Plotting each column of a dataframe as one line using ggplot

9.6k views Asked by At

The whole dataset describes a module (or cluster if you prefer).

In order to reproduce the example, the dataset is available at: https://www.dropbox.com/s/y1905suwnlib510/example_dataset.txt?dl=0

(54kb file)

You can read as:

test_example <- read.table(file='example_dataset.txt')

What I would like to have in my plot is this

On the plot, the x-axis is my Timepoints column, and the y-axis are the columns on the dataset, except for the last 3 columns. Then I used facet_wrap() to group by the ConditionID column.

This is exactly what I want, but the way I achieved this was with the following code:

plot <- ggplot(dataset, aes(x=Timepoints))
plot <- plot + geom_line(aes(y=dataset[,1],colour = dataset$InModule))
plot <- plot + geom_line(aes(y=dataset[,2],colour = dataset$InModule))
plot <- plot + geom_line(aes(y=dataset[,3],colour = dataset$InModule))
plot <- plot + geom_line(aes(y=dataset[,4],colour = dataset$InModule))
plot <- plot + geom_line(aes(y=dataset[,5],colour = dataset$InModule))
plot <- plot + geom_line(aes(y=dataset[,6],colour = dataset$InModule))
plot <- plot + geom_line(aes(y=dataset[,7],colour = dataset$InModule))
plot <- plot + geom_line(aes(y=dataset[,8],colour = dataset$InModule))
...

As you can see it is not very automated. I thought about putting in a loop, like

columns <- dim(dataset)[2] - 3
for (i in seq(1:columns))
{
  plot <- plot + geom_line(aes(y=dataset[,i],colour = dataset$InModule))
}
(plot <- plot + facet_wrap(  ~ ConditionID, ncol=6) )

That doesn't work. I found this topic Use for loop to plot multiple lines in single plot with ggplot2 which corresponds to my problem. I tried the solution given with the melt() function.
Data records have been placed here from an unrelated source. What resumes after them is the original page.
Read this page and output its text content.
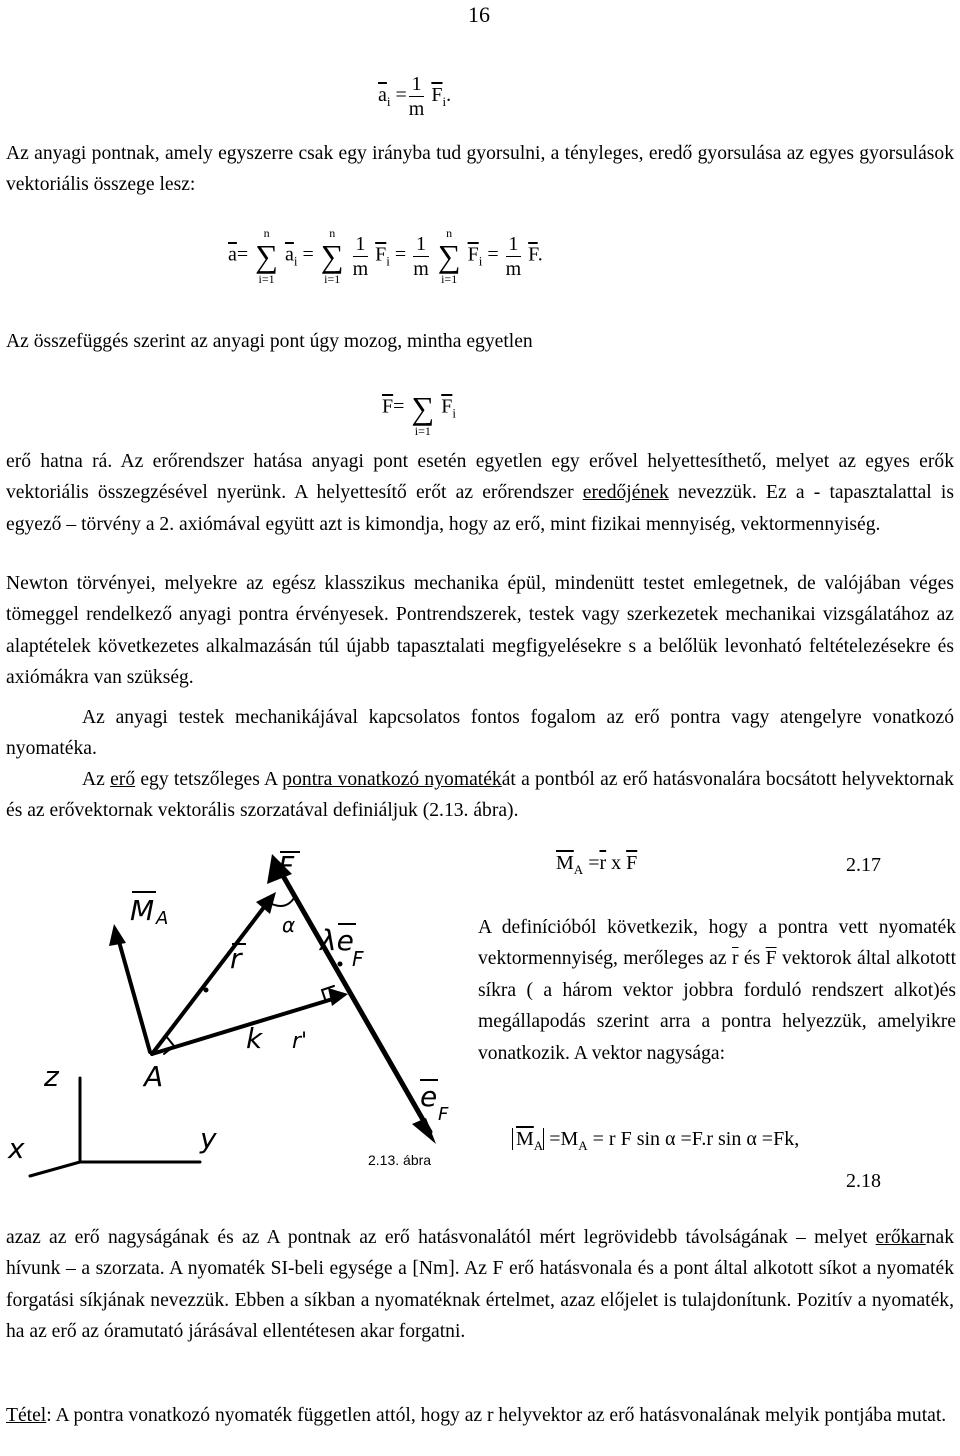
16
$\overline{a}_i = \frac{1}{m} \overline{F}_i$.

Az anyagi pontnak, amely egyszerre csak egy irányba tud gyorsulni, a tényleges, eredő gyorsulása az egyes gyorsulások vektoriális összege lesz:

$\overline{a}=$
n
∑
i=1
$\overline{a}_i$ =
n
∑
i=1
$\frac{1}{m} \overline{F}_i = \frac{1}{m}$
	n
∑
i=1
$\overline{F}_i = \frac{1}{m} \overline{F}$.

Az összefüggés szerint az anyagi pont úgy mozog, mintha egyetlen

$\overline{F}=$
∑
i=1
$\overline{F}_i$

erő hatna rá. Az erőrendszer hatása anyagi pont esetén egyetlen egy erővel helyettesíthető, melyet az egyes erők vektoriális összegzésével nyerünk. A helyettesítő erőt az erőrendszer eredőjének nevezzük. Ez a - tapasztalattal is egyező – törvény a 2. axiómával együtt azt is kimondja, hogy az erő, mint fizikai mennyiség, vektormennyiség.

Newton törvényei, melyekre az egész klasszikus mechanika épül, mindenütt testet emlegetnek, de valójában véges tömeggel rendelkező anyagi pontra érvényesek. Pontrendszerek, testek vagy szerkezetek mechanikai vizsgálatához az alaptételek következetes alkalmazásán túl újabb tapasztalati megfigyelésekre s a belőlük levonható feltételezésekre és axiómákra van szükség.

Az anyagi testek mechanikájával kapcsolatos fontos fogalom az erő pontra vagy atengelyre vonatkozó nyomatéka.

Az erő egy tetszőleges A pontra vonatkozó nyomatékát a pontból az erő hatásvonalára bocsátott helyvektornak és az erővektornak vektorális szorzatával definiáljuk (2.13. ábra).

F
α
M A
r
λe
F
z
k r'
A
e
F
x	y
2.13. ábra
$\overline{M}_A =\overline{r}$ x $\overline{F}$	2.17

A definícióból következik, hogy a pontra vett nyomaték vektormennyiség, merőleges az $\overline{r}$ és $\overline{F}$ vektorok által alkotott síkra ( a három vektor jobbra forduló rendszert alkot)és megállapodás szerint arra a pontra helyezzük, amelyikre vonatkozik. A vektor nagysága:

$\overline{M}_A =M_A = r$ F sin α =F.r sin α =Fk,
2.18

azaz az erő nagyságának és az A pontnak az erő hatásvonalától mért legrövidebb távolságának – melyet erőkarnak hívunk – a szorzata. A nyomaték SI-beli egysége a [Nm]. Az F erő hatásvonala és a pont által alkotott síkot a nyomaték forgatási síkjának nevezzük. Ebben a síkban a nyomatéknak értelmet, azaz előjelet is tulajdonítunk. Pozitív a nyomaték, ha az erő az óramutató járásával ellentétesen akar forgatni.

Tétel: A pontra vonatkozó nyomaték független attól, hogy az r helyvektor az erő hatásvonalának melyik pontjába mutat.
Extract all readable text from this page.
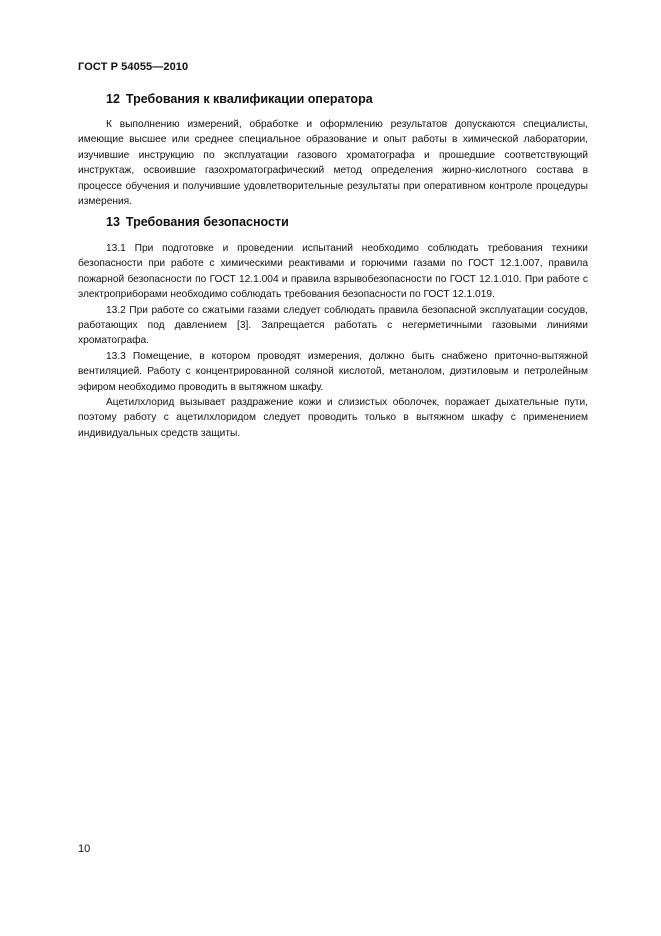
ГОСТ Р 54055—2010
12 Требования к квалификации оператора

К выполнению измерений, обработке и оформлению результатов допускаются специалисты, имеющие высшее или среднее специальное образование и опыт работы в химической лаборатории, изучившие инструкцию по эксплуатации газового хроматографа и прошедшие соответствующий инструктаж, освоившие газохроматографический метод определения жирно-кислотного состава в процессе обучения и получившие удовлетворительные результаты при оперативном контроле процедуры измерения.

13 Требования безопасности

13.1 При подготовке и проведении испытаний необходимо соблюдать требования техники безопасности при работе с химическими реактивами и горючими газами по ГОСТ 12.1.007, правила пожарной безопасности по ГОСТ 12.1.004 и правила взрывобезопасности по ГОСТ 12.1.010. При работе с электроприборами необходимо соблюдать требования безопасности по ГОСТ 12.1.019.

13.2 При работе со сжатыми газами следует соблюдать правила безопасной эксплуатации сосудов, работающих под давлением [3]. Запрещается работать с негерметичными газовыми линиями хроматографа.

13.3 Помещение, в котором проводят измерения, должно быть снабжено приточно-вытяжной вентиляцией. Работу с концентрированной соляной кислотой, метанолом, диэтиловым и петролейным эфиром необходимо проводить в вытяжном шкафу.

Ацетилхлорид вызывает раздражение кожи и слизистых оболочек, поражает дыхательные пути, поэтому работу с ацетилхлоридом следует проводить только в вытяжном шкафу с применением индивидуальных средств защиты.

10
The problem is that when I use melt on my dataset, I lose information of the Timepoints column to plot as my x-axis. This is how I did:

data_melted <- dataset
as.character(data_melted$Timepoints)
dataset_melted <- melt(data_melted)

I tried using aggregate

aggdata <-aggregate(dataset, by=list(dataset$ConditionID), FUN=length)

Now with aggdata at least I have the information on how many Timepoints for each ConditionID I have, but I don't know how to proceed from here and combine this on ggplot.

Can anyone suggest me an approach. I know I could use the ugly solution of creating new datasets on a loop with rbind(also given in that link), but I don't wanna do that, as it sounds really inefficient. I want to learn the right way.

Thanks

1

There are 1 answers

1
shadow On BEST ANSWER

You have to specify id.vars in your call to melt.data.frame to keep all information you need. In the call to ggplot you then need to specify the correct grouping variable to get the same result as before. Here's a possible solution:

melted <- melt(dataset, id.vars=c("Timepoints", "InModule", "ConditionID"))
p <- ggplot(melted, aes(Timepoints, value, color = InModule)) +
  geom_line(aes(group=paste0(variable, InModule)))
p